Katının da katısı bir Hegelcilik anlayışıyla karanlığa kayan nüansların hepsi temizlenir; Anlama yetisi dolu büyük aydınlıkta tüm görüngüler yerli yerine oturur. Budizm’in bahsettiği öz yalandır. Gerçek illüzyon Budizm’in hedefindeki maddî dünya değil gerçek illüzyon maddî hareket ötesindeki anlaşılamaz bir öz varsayımıdır.

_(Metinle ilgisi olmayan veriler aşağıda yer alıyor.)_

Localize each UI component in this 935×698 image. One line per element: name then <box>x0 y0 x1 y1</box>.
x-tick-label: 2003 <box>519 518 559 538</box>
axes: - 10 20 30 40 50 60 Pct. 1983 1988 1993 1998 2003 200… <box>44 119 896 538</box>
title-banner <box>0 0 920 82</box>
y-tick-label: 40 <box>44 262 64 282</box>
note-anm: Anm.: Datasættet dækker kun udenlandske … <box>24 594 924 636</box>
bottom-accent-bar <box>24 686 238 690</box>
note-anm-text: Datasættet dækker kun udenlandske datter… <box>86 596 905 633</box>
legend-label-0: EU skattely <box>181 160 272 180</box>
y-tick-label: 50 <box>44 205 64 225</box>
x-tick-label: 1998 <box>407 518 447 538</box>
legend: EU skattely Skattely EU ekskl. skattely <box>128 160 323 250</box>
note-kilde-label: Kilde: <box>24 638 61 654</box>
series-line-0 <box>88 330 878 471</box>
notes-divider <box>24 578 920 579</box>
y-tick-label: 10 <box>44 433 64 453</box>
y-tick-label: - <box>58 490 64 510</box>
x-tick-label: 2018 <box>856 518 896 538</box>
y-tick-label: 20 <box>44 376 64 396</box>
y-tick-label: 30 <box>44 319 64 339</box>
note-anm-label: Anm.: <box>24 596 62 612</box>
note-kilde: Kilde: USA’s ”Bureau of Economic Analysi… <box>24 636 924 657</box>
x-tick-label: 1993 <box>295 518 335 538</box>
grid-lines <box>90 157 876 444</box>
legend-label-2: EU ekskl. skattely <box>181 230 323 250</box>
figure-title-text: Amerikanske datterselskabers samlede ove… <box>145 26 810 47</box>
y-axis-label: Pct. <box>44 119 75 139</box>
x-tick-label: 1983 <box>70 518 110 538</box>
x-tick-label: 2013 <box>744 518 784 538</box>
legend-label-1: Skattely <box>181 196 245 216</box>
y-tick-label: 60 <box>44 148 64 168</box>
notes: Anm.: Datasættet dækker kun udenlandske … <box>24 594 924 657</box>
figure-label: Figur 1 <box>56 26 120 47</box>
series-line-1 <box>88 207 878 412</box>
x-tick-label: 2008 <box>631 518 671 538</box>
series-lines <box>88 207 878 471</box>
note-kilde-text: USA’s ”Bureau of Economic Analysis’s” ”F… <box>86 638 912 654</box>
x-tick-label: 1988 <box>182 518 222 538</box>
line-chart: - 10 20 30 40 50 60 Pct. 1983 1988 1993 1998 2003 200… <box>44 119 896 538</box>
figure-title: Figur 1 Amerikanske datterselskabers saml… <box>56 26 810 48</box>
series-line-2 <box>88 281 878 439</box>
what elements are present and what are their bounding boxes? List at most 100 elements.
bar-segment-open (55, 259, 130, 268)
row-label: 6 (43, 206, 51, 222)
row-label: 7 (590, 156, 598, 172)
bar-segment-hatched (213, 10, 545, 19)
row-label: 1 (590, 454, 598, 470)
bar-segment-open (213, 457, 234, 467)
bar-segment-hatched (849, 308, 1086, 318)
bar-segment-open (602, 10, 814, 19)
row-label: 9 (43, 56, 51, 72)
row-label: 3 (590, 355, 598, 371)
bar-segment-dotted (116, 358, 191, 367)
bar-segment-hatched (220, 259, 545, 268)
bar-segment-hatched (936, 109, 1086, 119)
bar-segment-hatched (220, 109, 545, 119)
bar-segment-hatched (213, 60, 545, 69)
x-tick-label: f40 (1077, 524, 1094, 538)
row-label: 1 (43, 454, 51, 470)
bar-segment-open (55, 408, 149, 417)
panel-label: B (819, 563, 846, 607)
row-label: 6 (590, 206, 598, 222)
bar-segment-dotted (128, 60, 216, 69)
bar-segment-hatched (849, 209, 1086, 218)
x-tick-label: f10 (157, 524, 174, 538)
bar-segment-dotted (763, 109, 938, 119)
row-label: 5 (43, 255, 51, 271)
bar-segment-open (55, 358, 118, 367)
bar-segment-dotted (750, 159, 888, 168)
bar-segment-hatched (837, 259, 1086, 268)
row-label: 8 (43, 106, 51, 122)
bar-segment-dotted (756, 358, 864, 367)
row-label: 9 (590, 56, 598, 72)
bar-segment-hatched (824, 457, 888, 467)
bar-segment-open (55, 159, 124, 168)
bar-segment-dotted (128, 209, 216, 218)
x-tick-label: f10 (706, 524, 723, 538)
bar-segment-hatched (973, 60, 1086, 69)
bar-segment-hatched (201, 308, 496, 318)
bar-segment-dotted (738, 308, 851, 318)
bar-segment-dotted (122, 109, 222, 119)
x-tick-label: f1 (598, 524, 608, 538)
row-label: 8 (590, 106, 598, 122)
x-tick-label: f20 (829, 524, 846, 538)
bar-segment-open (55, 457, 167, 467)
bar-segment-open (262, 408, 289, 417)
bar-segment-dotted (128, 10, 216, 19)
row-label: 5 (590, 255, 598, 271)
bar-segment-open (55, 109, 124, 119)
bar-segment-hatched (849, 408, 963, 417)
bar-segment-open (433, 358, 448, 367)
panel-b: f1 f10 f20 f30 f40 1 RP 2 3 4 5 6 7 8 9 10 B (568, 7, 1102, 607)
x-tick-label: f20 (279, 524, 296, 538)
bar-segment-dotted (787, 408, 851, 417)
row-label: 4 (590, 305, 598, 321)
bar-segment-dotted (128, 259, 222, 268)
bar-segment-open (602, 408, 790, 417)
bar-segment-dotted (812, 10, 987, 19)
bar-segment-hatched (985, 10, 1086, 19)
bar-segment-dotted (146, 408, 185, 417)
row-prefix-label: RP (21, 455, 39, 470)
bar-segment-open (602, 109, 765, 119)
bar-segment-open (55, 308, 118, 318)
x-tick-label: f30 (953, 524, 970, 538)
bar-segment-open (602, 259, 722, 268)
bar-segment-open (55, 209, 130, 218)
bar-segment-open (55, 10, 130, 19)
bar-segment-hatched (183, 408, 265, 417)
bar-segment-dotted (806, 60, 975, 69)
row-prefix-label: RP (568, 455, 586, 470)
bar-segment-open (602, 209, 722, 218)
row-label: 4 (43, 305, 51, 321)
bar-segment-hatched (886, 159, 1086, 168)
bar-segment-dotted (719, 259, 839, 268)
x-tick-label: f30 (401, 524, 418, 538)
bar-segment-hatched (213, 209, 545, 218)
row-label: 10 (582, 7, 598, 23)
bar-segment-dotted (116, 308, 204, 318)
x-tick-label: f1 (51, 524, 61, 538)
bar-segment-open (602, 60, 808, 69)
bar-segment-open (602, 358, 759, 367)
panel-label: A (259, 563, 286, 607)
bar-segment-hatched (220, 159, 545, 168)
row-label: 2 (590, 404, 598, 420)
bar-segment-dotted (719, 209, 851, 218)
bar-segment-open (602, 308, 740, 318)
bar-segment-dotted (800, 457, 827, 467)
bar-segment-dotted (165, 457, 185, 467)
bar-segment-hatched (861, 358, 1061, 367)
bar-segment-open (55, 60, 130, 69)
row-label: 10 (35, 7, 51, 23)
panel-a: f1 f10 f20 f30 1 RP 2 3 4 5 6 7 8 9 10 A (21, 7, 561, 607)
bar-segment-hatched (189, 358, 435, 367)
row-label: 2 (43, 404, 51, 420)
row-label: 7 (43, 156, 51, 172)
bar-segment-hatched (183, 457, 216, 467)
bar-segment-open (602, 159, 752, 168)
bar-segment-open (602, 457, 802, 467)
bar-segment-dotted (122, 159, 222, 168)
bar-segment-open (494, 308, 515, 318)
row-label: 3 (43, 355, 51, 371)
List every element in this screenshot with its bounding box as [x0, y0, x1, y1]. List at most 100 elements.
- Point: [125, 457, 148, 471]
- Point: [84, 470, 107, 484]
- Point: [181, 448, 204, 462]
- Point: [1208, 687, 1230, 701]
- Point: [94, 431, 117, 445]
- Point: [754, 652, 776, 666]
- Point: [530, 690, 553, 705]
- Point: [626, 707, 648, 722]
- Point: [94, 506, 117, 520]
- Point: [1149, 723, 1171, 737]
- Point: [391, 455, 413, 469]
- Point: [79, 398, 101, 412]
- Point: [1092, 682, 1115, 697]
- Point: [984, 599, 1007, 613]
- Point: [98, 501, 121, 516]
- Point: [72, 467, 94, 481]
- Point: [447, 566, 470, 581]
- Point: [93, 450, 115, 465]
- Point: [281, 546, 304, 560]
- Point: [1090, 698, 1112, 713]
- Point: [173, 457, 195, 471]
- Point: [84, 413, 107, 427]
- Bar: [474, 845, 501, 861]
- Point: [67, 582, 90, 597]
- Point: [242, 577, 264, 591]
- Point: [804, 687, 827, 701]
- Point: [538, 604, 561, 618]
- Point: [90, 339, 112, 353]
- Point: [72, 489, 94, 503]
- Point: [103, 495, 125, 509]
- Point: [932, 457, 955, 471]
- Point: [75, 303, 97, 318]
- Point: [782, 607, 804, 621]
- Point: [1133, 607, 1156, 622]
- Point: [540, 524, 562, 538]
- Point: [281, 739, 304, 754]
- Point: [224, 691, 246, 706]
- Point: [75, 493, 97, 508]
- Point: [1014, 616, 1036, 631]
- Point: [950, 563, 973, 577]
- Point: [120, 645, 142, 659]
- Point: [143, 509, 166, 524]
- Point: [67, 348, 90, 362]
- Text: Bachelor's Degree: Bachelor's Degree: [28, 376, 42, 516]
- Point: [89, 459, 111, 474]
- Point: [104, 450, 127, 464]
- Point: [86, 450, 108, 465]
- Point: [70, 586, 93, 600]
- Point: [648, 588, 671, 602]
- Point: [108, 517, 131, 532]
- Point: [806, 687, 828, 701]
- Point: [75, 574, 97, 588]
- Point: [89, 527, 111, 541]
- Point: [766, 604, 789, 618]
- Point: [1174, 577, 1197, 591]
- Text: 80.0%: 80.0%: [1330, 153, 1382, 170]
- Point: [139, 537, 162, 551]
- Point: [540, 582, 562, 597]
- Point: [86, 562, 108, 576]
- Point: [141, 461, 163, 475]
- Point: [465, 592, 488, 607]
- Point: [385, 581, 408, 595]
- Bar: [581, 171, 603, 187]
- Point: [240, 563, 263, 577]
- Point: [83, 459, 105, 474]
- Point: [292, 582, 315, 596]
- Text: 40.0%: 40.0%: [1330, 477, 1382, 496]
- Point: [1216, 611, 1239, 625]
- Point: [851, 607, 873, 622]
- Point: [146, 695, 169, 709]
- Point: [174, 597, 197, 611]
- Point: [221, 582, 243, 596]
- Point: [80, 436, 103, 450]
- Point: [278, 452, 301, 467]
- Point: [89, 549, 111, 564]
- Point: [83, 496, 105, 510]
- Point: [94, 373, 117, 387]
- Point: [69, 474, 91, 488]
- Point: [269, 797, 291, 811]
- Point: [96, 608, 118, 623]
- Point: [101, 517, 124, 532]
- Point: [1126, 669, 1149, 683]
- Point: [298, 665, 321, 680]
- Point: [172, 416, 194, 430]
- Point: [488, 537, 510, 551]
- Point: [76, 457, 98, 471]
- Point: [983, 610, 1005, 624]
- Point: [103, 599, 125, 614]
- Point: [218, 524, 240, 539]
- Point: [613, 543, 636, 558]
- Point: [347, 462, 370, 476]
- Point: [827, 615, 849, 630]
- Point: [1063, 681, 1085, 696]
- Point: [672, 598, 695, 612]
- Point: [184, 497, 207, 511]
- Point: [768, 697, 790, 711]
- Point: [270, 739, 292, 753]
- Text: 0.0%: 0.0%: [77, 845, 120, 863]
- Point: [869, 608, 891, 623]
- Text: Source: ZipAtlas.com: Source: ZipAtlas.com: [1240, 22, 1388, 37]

Mesele çözülmüştür, karar verilmiştir.
Budizm aradan çıkmıştır fakat Wittgenstein’ın “Söylenebilen her şey açıkça söylenebilir ve üzerine konuşulamayan hakkında susmak gerekir.” cümlesi hangi halının altına süpürülecektir.
Žižek’e inancımız tamdır; filozof, tüm muğlaklıkları dümdüz etmek için daha güçlü geri dönecektir ama o zamana dek bu nöron ateşleyen kitabı bir kaç kere daha okusak iyi olur çünkü katılalım katılmayalım, açılan tartışma sahasına dalınca gündelik algımız genişler; artık kafamızda sürekli şu soru dönmektedir: Lacan neden Budist değil?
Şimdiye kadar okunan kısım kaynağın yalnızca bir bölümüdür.